We can learn several lessons from that experience. One is that we can do great damage to seabird populations in a very short time if we do things that cause substantial adult mortality. A second is that seabird populations can recover well with protection and modest management—although most of them, being slow breeders, recover slowly. A third lesson is that in the last 30 years we have caused substantial damage through oil spills, human disturbance at the breeding colonies, chemical pollution, and indirectly by promoting the spread of gulls. Much has been said at the conference about these present-day human impacts. However, with the sole exception of the oil spills which have affected alcids and sea ducks in parts of northwest Europe, it seems to me that the damage caused by human activity in the past 30 years is considerably less than that in the last 30 years of the 19th century.

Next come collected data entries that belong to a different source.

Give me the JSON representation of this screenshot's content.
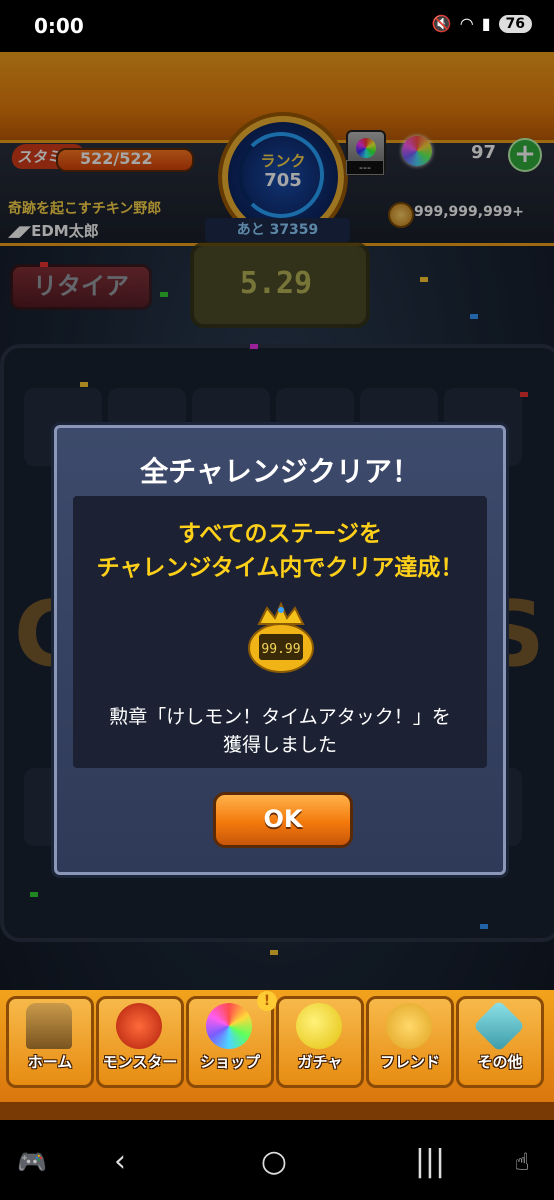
{
  "status_bar": {
    "time": "0:00",
    "battery": "76"
  },
  "hud": {
    "stamina_label": "スタミナ",
    "stamina_value": "522/522",
    "player_title": "奇跡を起こすチキン野郎",
    "player_name": "◢◤EDM太郎",
    "rank_label": "ランク",
    "rank_value": "705",
    "rank_next": "あと 37359",
    "gacha_count": "---",
    "orb_count": "97",
    "coin_count": "999,999,999+",
    "plus_label": "+"
  },
  "stage": {
    "retire_label": "リタイア",
    "timer": "5.29"
  },
  "dialog": {
    "title": "全チャレンジクリア！",
    "message_line1": "すべてのステージを",
    "message_line2": "チャレンジタイム内でクリア達成！",
    "medal_value": "99.99",
    "medal_line1": "勲章「けしモン！タイムアタック！」を",
    "medal_line2": "獲得しました",
    "ok_label": "OK"
  },
  "nav": {
    "items": [
      {
        "label": "ホーム",
        "icon": "home-gate-icon"
      },
      {
        "label": "モンスター",
        "icon": "dragon-icon"
      },
      {
        "label": "ショップ",
        "icon": "rainbow-orb-icon",
        "badge": "!"
      },
      {
        "label": "ガチャ",
        "icon": "gacha-egg-icon"
      },
      {
        "label": "フレンド",
        "icon": "friends-icon"
      },
      {
        "label": "その他",
        "icon": "other-menu-icon"
      }
    ]
  },
  "colors": {
    "accent_orange": "#f2a31c",
    "dialog_yellow_text": "#ffd019",
    "dialog_bg": "#2f3a58"
  }
}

Another lesson we can learn from the recent experience in other areas is that it is possible to ameliorate some of these adverse human impacts with local, small-scale, and even rather amateurish management activities—for example, protecting seabird colonies from gulls, regulating human visits, and controlling the use of the most toxic chemicals. Our most conspicuous failure is in controlling oil pollution. Although safety precautions imposed on offshore drilling rigs and at shipping terminals have proved reasonably effective in averting major damage to seabirds, attempts to control oil pollution during transportation have been essentially fruitless. Tanker accidents and deliberate discharges from vessels remain the major threat to seabird populations.

Another lesson from other areas is that public education has been very effective in putting pressure behind conservation measures, and is doing so increasingly. At the same time, however, it is resulting in an increase of the disturbances that the birds suffer at their breeding grounds from casual visitors, photographers, and sometimes, well-meaning naturalists.

Finally, in very recent years, there have been encouraging developments in rehabilitating oiled birds, captive breeding, and reintroduction into areas from which they have been depleted. Restoration of seabird populations no longer seems an impossible goal.

Conservation Needs for North Pacific Seabirds

We now know enough about the seabirds of the northern North Pacific to specify in principle what should be done immediately to conserve them. I will not address the institutional arrangements needed for conservation; R. E. LeResche's paper presented a very clear picture of the institutional problems involved in protecting and managing seabirds on an interregional and international basis. I will simply endorse his principal recommendation: that we should try to bring the various responsible agencies together to formulate comprehensive management plans.

On the level at which we as individuals and as a group of biologists can work, we can already make some positive recommendations. The most important is that since prevention of damage is a lot better than cure, measures to avert damage should have the highest priority. We have heard a great deal from the oil industry about the "inevitability" of accidents. One speaker mentioned the "inherent fallibility of man." Well, we are all fallible, but the experience of the last 50 years is that some people are more fallible than others. No oil company has a perfect record, but some have 10 times as many accidents as the best, and some, I believe, have considerably more than 10 times as many. This means, very simply, that it is possible to eliminate most—not all, but most—of the major threats to the seabirds, merely by upgrading the safety performance of the entire industry to that already achieved by its best segments. I suggest that our major challenge in the coming years is to work for effective regulation of the industry: to achieve regulations which will decisively penalize bad performance and as decisively reward care.

Perhaps the second priority in conservation is to protect and manage the existing breeding colonies. In most cases protection is legally feasible if we have the will. Most of the major colonies are in remote areas or in public ownership where development and disturbance can be controlled. Management of the breeding populations is less straightforward, however, because we do not know enough about the functioning of this complex biological resource. Seabird populations fluctuate and they have a very long response time, the environment is not constant, we do not understand the dynamics of multispecies communities, and we do not know how they respond either to external changes or to our attempts to manage them. Management will have to be improvisatory for a very long time. We must recognize that effective conservation of a bird population with a 20-year generation time will take at least 20 years to show results.

Another priority task is to control predators. I have been impressed by the evidence we have for major effects of predators on the seabird populations here. I would regard control of predators and management of habitats on some of the major seabird islands as an extremely urgent task.

A longer-term but no less important program is public education. This program has several important aspects: one is to increase public support for political actions and effective regulations to protect seabirds; another is to educate the public about the vulnerability of seabirds and to prevent disturbance or deliberate human destruction.